In the technology industry, the interplay of creator and critic has only begun to take shape in the past few decades. Computers, in particular, have historically been measured with instruments and stopwatches rather than thoughts or—Turing forbid!—feelings.
This is sad because there are ample precedents to draw from. Take cars, for example. Like computers, they’re undeniably machines, and their objective performance characteristics are measured far and wide. But there’s also a healthy tradition of insightful and provocative automotive analysis beyond the raw numbers. What does it feel like to drive a Ferrari, and how is it different from a Viper? How successful is the styling of the Lexus LS400 at conveying the intended message of Toyota’s new luxury brand? What influence does the particular kind of plastic used on a dashboard have on overall driver satisfaction?
It also probably helps that there’s no energy wasted arguing about whether or not cars are “art.” Consider the poor video game industry, by all reasonable measures the most obvious computer-native form of art.
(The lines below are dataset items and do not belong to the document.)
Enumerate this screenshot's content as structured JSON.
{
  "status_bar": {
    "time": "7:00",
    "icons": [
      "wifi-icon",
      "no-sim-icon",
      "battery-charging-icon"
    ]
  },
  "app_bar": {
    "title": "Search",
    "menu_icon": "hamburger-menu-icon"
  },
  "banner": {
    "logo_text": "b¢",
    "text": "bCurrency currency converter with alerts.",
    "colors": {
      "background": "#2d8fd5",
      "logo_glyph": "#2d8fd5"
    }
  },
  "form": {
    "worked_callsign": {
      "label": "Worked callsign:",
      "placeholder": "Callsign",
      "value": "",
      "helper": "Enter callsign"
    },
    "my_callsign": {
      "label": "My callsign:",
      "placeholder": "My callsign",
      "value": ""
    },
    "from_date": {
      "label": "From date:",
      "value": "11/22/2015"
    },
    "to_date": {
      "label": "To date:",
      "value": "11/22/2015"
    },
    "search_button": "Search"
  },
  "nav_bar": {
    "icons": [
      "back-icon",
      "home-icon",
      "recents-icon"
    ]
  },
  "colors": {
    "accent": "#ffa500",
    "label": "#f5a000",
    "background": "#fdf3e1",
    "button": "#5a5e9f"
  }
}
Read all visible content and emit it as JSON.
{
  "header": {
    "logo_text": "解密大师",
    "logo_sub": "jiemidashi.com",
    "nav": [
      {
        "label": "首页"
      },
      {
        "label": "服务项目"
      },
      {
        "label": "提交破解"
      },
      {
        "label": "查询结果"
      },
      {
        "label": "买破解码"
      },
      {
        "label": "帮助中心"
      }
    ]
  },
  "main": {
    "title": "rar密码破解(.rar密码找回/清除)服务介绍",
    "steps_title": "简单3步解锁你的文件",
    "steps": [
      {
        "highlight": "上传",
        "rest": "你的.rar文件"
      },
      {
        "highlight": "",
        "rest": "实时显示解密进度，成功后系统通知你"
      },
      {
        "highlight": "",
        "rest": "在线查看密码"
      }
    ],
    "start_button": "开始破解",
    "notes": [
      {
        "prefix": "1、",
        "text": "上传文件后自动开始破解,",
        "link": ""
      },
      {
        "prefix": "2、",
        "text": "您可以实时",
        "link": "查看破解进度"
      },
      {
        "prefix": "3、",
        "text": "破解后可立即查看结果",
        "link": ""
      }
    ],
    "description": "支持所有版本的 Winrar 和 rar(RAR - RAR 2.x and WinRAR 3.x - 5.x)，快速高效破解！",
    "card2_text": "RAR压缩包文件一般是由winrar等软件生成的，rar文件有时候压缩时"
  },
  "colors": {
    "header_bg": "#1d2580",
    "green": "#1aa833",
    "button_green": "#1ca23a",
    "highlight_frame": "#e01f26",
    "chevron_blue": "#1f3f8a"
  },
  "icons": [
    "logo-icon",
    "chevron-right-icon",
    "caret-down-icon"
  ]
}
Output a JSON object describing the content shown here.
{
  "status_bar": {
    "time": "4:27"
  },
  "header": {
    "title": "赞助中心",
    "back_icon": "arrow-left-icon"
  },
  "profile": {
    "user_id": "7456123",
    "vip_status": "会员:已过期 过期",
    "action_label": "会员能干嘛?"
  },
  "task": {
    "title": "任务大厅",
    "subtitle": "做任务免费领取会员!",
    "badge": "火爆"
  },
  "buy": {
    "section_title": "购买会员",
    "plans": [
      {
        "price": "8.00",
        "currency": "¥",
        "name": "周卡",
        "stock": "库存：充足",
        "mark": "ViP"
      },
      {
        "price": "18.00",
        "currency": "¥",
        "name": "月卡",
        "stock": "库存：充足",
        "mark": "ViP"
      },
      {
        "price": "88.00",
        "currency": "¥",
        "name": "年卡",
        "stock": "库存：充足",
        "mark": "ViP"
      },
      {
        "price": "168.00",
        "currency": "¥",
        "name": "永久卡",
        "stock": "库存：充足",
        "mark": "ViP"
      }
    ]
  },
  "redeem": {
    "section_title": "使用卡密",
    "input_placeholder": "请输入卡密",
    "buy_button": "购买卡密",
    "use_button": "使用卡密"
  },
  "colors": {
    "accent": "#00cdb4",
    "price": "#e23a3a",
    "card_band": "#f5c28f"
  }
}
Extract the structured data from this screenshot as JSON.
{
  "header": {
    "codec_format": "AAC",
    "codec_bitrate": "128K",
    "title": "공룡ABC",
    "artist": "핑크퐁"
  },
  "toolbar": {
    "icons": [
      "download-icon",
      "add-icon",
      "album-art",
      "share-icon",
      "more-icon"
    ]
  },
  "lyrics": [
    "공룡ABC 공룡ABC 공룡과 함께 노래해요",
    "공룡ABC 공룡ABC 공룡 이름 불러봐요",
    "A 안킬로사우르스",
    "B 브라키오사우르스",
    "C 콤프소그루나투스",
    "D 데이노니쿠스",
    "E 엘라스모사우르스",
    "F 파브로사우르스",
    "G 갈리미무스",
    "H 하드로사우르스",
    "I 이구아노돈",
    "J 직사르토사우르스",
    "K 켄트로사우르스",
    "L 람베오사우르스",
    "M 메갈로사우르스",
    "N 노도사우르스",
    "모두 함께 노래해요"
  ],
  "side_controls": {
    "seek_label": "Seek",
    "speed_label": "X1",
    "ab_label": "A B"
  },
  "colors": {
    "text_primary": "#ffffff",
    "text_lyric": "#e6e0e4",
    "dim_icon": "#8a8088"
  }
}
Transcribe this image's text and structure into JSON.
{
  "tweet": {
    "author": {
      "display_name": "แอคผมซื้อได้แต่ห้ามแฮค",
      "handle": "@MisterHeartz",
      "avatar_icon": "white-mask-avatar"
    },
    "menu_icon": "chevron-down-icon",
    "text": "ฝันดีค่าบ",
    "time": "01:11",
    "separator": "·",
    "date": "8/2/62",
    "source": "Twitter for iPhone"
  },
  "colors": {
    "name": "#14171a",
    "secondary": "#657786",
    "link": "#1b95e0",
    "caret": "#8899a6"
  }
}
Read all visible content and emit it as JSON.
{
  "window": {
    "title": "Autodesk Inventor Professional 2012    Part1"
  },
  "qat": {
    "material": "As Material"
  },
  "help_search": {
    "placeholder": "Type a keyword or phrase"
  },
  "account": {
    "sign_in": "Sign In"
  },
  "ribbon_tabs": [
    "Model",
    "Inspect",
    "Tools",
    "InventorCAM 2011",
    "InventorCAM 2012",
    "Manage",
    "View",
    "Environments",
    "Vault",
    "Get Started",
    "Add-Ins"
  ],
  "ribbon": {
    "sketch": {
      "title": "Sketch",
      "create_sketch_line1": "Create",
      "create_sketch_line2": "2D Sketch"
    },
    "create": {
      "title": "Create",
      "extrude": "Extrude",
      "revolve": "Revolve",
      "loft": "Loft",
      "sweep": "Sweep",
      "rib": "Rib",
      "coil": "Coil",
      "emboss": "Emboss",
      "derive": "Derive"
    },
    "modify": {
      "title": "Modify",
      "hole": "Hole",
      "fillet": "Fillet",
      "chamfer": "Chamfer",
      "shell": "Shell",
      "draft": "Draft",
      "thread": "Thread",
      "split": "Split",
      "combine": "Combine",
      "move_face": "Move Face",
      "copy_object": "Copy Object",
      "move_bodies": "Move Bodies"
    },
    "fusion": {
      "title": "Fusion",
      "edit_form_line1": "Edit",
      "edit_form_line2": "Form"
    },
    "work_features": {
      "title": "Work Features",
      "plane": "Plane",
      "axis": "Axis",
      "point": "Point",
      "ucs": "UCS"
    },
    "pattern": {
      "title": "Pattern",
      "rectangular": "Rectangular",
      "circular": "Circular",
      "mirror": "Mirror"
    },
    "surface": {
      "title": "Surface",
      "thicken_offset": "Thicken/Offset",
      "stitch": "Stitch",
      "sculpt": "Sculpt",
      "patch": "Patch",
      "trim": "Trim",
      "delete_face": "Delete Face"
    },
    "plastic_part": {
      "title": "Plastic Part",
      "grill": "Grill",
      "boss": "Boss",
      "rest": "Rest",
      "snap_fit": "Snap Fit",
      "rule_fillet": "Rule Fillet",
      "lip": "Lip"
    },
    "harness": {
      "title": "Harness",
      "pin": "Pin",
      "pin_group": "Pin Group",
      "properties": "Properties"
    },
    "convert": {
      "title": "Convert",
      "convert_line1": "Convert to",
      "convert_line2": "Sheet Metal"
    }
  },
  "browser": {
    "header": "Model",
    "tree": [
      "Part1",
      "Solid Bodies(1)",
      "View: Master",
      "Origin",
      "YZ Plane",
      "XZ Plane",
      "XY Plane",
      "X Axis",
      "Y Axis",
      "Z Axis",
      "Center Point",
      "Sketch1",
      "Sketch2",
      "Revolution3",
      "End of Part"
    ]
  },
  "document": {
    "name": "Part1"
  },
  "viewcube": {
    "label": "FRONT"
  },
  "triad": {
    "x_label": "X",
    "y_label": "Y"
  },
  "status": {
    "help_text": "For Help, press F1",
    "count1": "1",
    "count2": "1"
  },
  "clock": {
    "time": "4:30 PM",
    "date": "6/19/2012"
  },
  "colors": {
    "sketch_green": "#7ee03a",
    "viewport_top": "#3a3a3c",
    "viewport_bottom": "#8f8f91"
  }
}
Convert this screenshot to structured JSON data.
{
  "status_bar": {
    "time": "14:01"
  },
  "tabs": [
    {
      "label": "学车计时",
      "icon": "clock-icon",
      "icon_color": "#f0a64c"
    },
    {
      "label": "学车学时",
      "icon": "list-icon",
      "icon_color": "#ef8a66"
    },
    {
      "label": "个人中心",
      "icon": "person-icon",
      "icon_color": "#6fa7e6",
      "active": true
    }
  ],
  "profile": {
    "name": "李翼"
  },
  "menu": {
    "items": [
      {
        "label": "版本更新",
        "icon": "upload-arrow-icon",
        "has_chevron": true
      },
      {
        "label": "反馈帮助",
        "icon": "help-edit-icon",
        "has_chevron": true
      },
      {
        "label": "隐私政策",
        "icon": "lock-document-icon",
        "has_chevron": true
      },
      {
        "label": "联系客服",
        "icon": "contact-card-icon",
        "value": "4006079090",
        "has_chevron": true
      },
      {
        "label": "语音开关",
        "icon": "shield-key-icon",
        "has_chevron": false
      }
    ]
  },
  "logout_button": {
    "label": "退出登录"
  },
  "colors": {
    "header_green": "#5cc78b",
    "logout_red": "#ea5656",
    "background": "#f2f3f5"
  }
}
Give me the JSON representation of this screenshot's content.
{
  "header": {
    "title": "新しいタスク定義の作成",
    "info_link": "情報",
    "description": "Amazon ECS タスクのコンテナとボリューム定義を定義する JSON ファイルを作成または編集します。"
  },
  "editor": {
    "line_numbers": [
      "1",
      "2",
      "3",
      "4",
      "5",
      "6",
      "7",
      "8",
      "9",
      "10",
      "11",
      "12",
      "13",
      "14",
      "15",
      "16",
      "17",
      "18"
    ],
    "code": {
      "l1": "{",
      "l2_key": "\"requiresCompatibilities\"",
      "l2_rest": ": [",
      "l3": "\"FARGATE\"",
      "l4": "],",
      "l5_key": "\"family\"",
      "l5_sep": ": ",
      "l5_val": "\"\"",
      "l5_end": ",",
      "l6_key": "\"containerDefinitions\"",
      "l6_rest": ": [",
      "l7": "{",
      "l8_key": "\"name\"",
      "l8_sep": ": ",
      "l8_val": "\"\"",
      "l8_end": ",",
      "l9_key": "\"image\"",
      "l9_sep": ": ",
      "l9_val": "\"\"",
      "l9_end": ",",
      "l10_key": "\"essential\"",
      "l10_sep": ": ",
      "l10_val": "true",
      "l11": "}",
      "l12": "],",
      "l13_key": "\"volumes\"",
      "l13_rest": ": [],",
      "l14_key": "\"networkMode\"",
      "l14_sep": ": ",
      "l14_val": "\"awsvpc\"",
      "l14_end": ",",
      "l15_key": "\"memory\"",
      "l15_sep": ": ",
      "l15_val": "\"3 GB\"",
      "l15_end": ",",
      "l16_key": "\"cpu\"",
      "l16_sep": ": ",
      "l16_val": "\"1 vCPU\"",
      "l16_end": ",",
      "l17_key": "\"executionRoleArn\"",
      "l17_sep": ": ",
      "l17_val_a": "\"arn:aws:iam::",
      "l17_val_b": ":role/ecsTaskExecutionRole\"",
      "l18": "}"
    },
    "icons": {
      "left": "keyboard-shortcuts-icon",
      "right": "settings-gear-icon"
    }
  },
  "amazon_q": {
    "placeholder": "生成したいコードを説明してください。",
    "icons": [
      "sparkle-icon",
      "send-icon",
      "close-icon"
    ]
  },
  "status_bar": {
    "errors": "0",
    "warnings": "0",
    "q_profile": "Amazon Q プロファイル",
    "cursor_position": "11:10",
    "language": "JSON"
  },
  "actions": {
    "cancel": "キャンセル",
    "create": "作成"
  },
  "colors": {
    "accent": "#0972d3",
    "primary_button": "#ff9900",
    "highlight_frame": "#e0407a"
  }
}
Even it can’t catch a break. Instead of reaping the benefits of serious analysis, it’s bogged down in unending debates about its worthiness, and those who dare to talk about the problem are lambasted as pretentious kill-joys.
But computers themselves—what we used to call personal computers, now joined by phones, music players, and other devices—still seem largely exempt from this process. This, perhaps, explains why most PCs provide an unsatisfying consumer experience. Oh, sure, geeks love them, but you’ll find far fewer regular people who express any sort of devotion to their Dell or HP PCs than to even the worst of the soon-to-be-defunct American car brands.
How is it that Pontiac and Oldsmobile managed to find their way into the hearts and minds of consumers (ask your parents about it) while perfectly competent Dell and HP have not? I contend that it’s at least partly because the auto industry has enjoyed a rich history of subjective, high-quality criticism, while the technology industry has been busy measuring megahertz and counting bits.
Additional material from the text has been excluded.